Tsipras: "La nuit dernière, un plan complet a été soumis"

02/06/15 à 14:04 - Mise à jour à 16:36

Source: Belga

Le gouvernement grec a présenté "la nuit dernière" à ses créanciers internationaux un plan de réformes "complet" et "réaliste", afin d'obtenir le déblocage d'un financement à court terme vital pour son économie, a annoncé mardi le Premier ministre Alexis Tsipras.

Tsipras: "La nuit dernière, un plan complet a été soumis"

Alexis Tsipras © Reuters

"La nuit dernière, un plan complet a été soumis" aux créanciers du pays, UE, BCE et FMI, a déclaré le Premier ministre grec à des journalistes lors d'une visite au ministère de l'Education, qualifiant les propositions grecques de "réalistes" pour sortir le pays de la crise économique et sociale.

Sans donner de détails sur cette nouvelle version de la liste de mesures budgétaires et de réformes présentées par Athènes, le Premier ministre a évoqué "des concessions qui seront difficiles".

"Il y a des premières propositions du gouvernement grec qui sont examinées", a déclaré mardi le commissaire européen aux Affaires économiques, Pierre Moscovici, parlant de "progrès sérieux", notamment sur la question épineuse du système de retraites. Il a toutefois ajouté qu'il restait "du chemin à faire".

Durant la nuit de lundi à mardi, un mini-sommet impromptu a réuni à Berlin les dirigeants des institutions créancières de la Grèce ainsi que François Hollande et Angela Merkel pour évoquer le cas grec. Ce rendez-vous a laissé supposer qu'une ultime proposition, à prendre ou à laisser, pourrait être faite au gouvernement de gauche radicale après des mois de négociation sur les conditions de versement d'une tranche de son plan d'aide international, d'un montant de 7,2 milliards d'euros.

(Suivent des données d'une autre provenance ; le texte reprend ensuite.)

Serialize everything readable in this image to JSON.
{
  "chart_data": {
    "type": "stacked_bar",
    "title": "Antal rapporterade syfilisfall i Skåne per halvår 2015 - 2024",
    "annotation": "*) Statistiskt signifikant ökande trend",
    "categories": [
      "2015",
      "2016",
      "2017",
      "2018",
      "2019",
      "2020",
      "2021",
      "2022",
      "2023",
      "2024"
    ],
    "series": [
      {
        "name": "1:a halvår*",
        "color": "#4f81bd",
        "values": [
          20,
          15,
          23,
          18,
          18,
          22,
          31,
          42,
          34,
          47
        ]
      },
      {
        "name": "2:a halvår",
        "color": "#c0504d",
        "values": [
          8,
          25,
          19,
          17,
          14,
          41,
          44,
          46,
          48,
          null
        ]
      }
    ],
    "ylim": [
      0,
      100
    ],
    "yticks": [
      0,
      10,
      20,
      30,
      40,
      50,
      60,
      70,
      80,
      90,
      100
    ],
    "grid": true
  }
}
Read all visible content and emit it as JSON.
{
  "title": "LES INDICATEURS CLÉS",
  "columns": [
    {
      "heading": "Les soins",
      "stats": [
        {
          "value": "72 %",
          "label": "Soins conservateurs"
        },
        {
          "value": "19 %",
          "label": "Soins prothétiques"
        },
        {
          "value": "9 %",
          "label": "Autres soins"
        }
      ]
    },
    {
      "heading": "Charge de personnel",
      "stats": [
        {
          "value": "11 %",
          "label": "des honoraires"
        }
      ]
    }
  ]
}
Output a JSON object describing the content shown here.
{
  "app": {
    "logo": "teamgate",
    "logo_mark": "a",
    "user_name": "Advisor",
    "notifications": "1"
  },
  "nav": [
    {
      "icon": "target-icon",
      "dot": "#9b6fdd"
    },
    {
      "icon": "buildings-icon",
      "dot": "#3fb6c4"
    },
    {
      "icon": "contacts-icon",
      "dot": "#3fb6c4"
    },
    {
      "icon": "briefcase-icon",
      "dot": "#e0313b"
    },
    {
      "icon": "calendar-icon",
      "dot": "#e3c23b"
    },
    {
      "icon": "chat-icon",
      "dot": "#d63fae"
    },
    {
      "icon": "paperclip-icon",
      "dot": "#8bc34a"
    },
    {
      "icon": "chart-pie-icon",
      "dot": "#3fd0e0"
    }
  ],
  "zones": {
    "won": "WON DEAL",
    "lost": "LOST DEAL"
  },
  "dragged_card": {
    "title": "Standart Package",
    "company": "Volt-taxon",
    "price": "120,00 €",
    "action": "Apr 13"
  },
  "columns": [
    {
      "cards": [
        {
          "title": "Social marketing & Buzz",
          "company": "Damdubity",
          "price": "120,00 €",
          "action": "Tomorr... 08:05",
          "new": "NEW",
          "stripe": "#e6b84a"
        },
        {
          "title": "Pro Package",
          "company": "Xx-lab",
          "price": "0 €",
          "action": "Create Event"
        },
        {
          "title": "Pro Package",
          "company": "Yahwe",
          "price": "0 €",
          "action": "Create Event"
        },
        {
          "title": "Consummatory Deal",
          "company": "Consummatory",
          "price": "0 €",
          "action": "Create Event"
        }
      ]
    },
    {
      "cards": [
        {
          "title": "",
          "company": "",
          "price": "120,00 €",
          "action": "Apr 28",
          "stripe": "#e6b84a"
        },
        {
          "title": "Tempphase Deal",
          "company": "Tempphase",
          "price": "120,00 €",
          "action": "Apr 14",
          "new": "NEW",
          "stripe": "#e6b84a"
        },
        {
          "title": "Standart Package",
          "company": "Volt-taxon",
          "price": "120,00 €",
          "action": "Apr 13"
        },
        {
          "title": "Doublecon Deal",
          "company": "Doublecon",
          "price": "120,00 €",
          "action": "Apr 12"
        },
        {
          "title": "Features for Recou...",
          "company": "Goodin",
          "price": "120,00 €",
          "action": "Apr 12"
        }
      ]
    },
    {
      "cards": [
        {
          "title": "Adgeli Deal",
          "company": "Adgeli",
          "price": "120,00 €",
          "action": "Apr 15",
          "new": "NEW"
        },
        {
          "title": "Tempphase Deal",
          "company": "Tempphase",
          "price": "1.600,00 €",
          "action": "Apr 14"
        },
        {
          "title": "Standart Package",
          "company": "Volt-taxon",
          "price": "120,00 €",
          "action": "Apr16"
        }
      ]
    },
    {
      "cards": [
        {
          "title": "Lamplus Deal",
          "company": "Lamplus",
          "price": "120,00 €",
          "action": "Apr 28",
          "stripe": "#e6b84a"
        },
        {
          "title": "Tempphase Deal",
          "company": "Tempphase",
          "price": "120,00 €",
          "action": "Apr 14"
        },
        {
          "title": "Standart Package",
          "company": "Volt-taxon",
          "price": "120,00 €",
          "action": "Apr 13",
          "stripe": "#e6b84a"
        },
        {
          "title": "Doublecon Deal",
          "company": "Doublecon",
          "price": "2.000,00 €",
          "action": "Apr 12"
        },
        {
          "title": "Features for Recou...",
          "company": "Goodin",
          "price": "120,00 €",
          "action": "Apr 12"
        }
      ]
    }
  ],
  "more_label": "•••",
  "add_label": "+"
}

Mardi matin, aucune proposition de ce type n'était parvenue aux responsables grecs, selon des sources gouvernementales.

"Nous n'accepterons pas d'ultimatum et ne nous soumettrons à aucun chantage", a déclaré lors d'une conférence à Athènes et sur son compte twitter, le vice Premier ministre Yannis Dragasakis, reprenant une formule maintes fois assénée par l'exécutif grec.

Le temps presse pour un accord entre la Grèce et ses créanciers alors que le pays, dont les finances sont à sec, doit rembourser vendredi une tranche de prêts de 300 millions d'euros au FMI.

L'échange de documents entre la Grèce et ses créanciers est "un bon signe"

La Commission européenne a salué le fait que la Grèce et ses créanciers échangent des documents de travail sur les réformes qui doivent être mises en oeuvre par Athènes pour obtenir le déblocage d'un financement à court terme vital pour son économie.

"De nombreux documents ont été envoyés entre les institutions et les autorités grecques. (...) Le fait que des documents soient échangés est déjà un bon signe", a indiqué Annika Breidthardt, la porte-parole de la Commission en charge des Affaires économiques. Pour un accord, "nous n'y sommes pas encore", a-t-elle souligné.

Elle a cependant refusé de confirmer la réception d'un plan de réformes soumis par les autorités grecques lundi soir à leurs créanciers. Le Premier ministre grec Alexis Tsipras a annoncé mardi que son gouvernement avait présenté "la nuit dernière un plan complet" aux créanciers du pays, UE, BCE et FMI. Il a qualifié les propositions grecques de "réalistes" pour sortir le pays de la crise.